Master Oh is showing interest in numbers at the moment, so we’re doing a lot of the basic stuff I did with the Miss previously. The 100s Board on the iPad, skip counting on the iPad and a lot of real life number identification and use.
Finally we ‘do’ some science. At the moment the choice that they want is to catch really old episodes of Bill Nye the Science Guy on Netflix. So that’s what they get to do. Sometimes it’s only an episode, sometimes they gorge and watch multiple ones. I have a couple of Pandia Press science curricula waiting for me to get organised, but as they can cover 3 grade levels I’m not in a rush to introduce them all at once.
If everyone stays vaguely focused this is all done and dusted well before lunchtime.
Life skills time kicks in at snack time and lunchtime with the kids organising their own food, and occasionally doing it for each other too. After lunch, depending on the day, it’s free time and they can do as they please or we have outings or regular classes to attend. This is the variable in our days… what we do with our afternoons.
And of course, this ‘typical’ day isn’t taking into account the myriad random conversations that pop up during the day or all the learning that happens in the extra-curricular activities. But you get the general idea.

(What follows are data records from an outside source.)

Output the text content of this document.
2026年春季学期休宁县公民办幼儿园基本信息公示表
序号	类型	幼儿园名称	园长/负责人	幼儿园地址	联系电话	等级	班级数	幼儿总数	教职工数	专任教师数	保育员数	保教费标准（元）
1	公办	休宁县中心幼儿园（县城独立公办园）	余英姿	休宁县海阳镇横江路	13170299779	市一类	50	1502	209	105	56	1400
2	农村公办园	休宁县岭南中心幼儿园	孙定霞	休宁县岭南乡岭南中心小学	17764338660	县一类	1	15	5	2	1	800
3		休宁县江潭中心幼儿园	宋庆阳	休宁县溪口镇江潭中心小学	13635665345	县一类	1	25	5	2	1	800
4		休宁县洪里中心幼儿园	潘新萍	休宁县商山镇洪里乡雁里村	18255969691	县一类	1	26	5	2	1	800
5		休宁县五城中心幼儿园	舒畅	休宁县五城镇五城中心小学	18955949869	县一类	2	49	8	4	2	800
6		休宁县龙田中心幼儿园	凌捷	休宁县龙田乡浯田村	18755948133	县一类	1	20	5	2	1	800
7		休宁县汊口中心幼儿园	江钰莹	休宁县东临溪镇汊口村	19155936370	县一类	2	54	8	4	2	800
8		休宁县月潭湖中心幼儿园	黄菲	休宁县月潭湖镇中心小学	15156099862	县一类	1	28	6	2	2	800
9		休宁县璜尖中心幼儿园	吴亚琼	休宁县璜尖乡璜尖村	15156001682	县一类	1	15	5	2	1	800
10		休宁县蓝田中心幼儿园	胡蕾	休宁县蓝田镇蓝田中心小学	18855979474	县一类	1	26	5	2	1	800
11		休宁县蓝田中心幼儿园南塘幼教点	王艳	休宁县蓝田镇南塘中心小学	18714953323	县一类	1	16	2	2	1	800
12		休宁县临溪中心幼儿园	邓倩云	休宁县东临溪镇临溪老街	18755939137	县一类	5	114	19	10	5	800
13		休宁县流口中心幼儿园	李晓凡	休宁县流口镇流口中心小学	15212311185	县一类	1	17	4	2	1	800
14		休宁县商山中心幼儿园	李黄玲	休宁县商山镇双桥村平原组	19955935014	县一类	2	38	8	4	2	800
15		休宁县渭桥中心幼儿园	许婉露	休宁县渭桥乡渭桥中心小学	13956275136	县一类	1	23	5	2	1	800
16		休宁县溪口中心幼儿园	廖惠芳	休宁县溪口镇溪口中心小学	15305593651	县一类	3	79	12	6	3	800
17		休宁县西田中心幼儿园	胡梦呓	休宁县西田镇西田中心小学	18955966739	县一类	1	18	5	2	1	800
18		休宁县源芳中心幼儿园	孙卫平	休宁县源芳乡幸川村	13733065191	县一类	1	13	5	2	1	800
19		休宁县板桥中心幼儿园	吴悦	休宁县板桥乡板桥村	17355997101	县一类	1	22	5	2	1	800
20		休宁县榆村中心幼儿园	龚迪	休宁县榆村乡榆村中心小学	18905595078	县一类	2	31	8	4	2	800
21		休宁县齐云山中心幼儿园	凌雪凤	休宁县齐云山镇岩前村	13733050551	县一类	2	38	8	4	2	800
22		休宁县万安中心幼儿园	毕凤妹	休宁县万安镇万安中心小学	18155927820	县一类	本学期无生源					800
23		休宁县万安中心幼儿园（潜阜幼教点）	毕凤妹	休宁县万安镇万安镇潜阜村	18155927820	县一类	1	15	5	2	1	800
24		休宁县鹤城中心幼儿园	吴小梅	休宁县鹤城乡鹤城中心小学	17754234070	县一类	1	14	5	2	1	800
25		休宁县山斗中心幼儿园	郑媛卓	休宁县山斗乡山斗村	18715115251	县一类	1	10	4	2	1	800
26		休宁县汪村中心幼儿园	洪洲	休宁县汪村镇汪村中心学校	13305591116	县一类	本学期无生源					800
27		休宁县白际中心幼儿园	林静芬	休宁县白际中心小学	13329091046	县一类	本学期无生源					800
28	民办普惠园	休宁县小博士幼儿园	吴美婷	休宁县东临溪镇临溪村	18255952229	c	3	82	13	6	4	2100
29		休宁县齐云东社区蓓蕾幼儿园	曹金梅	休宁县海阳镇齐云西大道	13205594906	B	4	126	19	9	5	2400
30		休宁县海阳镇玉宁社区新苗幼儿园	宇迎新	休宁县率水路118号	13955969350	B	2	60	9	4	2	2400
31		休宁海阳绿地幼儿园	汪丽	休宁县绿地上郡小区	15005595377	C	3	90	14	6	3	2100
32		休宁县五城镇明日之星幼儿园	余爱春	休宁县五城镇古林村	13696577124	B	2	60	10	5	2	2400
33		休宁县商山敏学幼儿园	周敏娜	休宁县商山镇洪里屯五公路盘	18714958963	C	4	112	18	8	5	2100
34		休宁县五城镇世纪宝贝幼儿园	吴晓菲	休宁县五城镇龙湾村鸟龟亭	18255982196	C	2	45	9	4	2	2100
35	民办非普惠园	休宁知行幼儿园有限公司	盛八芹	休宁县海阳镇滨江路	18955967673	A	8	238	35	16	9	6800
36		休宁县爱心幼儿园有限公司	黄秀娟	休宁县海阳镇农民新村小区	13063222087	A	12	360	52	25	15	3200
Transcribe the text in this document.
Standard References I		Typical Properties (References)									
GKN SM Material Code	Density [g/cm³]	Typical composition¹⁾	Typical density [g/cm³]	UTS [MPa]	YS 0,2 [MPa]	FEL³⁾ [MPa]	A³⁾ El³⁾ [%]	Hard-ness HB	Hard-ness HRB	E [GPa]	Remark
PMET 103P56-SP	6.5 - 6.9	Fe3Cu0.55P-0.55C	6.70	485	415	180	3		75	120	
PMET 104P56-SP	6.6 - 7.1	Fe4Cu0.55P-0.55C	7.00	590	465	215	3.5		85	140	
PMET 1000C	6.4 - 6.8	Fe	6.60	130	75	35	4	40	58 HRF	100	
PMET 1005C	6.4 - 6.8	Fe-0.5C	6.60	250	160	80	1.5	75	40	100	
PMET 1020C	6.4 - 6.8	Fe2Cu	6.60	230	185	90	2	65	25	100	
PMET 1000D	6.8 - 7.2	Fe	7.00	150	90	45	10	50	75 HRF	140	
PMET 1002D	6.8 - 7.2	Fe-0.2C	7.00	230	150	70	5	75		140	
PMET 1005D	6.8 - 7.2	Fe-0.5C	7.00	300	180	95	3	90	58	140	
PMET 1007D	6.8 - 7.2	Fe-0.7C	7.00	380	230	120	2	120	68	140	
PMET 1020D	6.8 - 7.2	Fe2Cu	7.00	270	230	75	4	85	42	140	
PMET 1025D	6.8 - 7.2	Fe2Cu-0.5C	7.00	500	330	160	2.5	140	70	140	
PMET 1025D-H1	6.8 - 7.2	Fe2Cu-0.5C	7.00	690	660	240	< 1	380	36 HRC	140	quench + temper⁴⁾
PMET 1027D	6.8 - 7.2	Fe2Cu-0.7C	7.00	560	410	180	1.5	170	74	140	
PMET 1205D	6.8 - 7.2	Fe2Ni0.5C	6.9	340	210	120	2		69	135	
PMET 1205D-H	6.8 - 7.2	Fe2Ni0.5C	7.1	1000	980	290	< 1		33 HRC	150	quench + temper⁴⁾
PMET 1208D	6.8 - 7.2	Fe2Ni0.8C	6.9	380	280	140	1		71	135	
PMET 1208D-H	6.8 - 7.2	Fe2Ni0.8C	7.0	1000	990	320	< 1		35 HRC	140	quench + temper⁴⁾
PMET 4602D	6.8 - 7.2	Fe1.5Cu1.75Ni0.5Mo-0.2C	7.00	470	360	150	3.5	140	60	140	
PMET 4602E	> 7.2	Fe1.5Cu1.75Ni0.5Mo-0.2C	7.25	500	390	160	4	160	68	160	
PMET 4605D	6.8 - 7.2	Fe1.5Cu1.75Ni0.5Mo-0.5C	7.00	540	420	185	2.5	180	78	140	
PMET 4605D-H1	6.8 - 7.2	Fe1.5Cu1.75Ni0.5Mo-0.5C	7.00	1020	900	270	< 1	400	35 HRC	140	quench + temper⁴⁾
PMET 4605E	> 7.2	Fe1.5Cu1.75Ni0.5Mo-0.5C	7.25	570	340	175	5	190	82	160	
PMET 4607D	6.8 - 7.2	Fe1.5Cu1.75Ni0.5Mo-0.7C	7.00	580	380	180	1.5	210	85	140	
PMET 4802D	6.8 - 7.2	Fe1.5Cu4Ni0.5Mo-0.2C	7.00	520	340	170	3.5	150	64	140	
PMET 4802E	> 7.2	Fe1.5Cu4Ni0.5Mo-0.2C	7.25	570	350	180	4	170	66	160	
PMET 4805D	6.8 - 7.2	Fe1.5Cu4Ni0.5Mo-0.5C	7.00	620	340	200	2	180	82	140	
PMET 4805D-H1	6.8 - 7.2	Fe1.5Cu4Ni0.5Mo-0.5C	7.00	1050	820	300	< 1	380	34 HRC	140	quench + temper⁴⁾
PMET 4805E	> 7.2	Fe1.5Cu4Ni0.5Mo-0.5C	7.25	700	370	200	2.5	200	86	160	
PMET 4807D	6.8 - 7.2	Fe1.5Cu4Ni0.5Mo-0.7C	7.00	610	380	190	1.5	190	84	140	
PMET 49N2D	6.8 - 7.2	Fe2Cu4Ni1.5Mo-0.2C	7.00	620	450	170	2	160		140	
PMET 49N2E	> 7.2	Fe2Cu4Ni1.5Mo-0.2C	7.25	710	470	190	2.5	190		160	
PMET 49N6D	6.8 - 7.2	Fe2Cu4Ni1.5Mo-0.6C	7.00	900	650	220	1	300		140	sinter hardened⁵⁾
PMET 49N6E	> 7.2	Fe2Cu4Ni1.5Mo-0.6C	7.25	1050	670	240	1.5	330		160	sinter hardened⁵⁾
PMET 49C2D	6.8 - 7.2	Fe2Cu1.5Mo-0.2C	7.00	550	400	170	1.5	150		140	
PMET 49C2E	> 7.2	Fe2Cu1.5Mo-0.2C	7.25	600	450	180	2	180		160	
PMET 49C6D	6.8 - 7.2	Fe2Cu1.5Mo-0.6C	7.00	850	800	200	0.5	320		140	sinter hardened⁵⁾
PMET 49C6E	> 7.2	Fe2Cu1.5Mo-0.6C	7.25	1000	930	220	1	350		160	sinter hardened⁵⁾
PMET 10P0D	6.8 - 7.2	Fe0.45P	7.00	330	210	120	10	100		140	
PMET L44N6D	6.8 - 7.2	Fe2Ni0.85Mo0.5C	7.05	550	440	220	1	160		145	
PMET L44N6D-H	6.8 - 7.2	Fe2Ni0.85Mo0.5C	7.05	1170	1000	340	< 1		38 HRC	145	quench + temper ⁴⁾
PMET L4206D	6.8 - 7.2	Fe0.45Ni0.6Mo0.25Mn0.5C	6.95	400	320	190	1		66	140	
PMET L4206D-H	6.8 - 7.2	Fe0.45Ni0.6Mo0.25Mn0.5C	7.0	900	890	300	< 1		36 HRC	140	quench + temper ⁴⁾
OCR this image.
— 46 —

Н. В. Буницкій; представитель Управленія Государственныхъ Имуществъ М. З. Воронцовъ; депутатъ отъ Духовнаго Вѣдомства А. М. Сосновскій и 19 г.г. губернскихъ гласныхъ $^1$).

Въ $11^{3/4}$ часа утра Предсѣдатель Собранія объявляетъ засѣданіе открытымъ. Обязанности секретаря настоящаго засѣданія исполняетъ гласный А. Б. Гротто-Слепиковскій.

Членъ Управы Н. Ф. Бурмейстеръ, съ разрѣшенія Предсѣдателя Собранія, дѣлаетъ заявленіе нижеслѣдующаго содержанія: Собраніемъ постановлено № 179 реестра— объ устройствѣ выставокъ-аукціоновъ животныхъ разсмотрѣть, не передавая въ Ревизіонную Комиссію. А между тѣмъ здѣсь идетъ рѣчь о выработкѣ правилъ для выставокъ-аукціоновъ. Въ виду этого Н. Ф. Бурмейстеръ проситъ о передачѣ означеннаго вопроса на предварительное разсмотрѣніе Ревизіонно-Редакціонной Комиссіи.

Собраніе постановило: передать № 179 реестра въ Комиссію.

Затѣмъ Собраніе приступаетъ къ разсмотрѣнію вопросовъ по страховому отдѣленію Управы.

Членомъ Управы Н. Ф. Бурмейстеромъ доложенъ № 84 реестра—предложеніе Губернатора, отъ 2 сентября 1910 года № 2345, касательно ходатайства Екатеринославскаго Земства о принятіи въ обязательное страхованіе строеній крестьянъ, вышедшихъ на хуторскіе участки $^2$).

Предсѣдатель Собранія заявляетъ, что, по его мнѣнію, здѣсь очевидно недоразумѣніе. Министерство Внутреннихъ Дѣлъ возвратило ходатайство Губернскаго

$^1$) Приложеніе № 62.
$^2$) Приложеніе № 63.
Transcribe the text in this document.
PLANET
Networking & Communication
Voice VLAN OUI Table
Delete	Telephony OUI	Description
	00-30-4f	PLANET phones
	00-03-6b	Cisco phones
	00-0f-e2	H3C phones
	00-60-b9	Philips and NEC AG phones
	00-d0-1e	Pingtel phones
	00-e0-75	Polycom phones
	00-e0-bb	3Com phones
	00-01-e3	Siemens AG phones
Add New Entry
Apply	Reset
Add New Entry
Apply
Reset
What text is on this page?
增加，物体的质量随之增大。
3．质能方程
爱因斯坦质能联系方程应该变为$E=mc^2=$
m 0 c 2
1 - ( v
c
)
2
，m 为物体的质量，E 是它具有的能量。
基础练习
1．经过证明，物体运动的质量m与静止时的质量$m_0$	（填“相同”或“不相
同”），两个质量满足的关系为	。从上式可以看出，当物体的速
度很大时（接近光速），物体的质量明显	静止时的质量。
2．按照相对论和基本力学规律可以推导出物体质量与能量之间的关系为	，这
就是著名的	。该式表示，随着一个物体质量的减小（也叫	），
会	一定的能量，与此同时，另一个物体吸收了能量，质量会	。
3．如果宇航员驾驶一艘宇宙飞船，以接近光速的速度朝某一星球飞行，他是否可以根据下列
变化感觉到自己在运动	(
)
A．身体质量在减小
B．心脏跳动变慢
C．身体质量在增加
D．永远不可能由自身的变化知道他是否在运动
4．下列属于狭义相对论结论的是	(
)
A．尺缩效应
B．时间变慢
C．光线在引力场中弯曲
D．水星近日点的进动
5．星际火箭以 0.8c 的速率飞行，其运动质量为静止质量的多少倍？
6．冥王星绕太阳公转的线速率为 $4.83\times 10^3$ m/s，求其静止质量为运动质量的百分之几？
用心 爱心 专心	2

As they get older and their capabilities grow, then this routine will alter and grow with them. I think the main thing for us is finding a gentle routine to follow and then keeping to it. Rhythm is a great thing, but the flexibility we have to alter this when needed, cannot be underestimated. When everyone is sick, or tired, or run down for any reason… we rest. We don’t force ourselves to get through it. We don’t have to. We have plenty of time to catch up on anything we might have done.
But please don’t get the impression that life goes smoothly and easily all of the time.
We have hard days. Days when everyone decides to go on strike. Thankfully they are not as frequent as they once were and I put that down to the Teacher relaxing in to her job and not being inclined to get quite as tense about cramming in screeds of work well beyond the interest and/or capability of the children. When you start seeing the knowledge settling in and being used by your kids, that tense ‘need to teach everything known to man’ sensation starts to wear off. You realise that force-feeding makes for misery – yours and theirs – and that there are plenty of other ways to skin a cat.
So there you have it… a rough sketch of ‘What we do all day.’
I hope that satisfies any curiosity you might have on what home education ‘can’ look like.
If not, feel free to leave a question in the comments, and I’ll be glad to answer you.
- this is our walks around the block, or in their case scootering, and is currently weather dependent.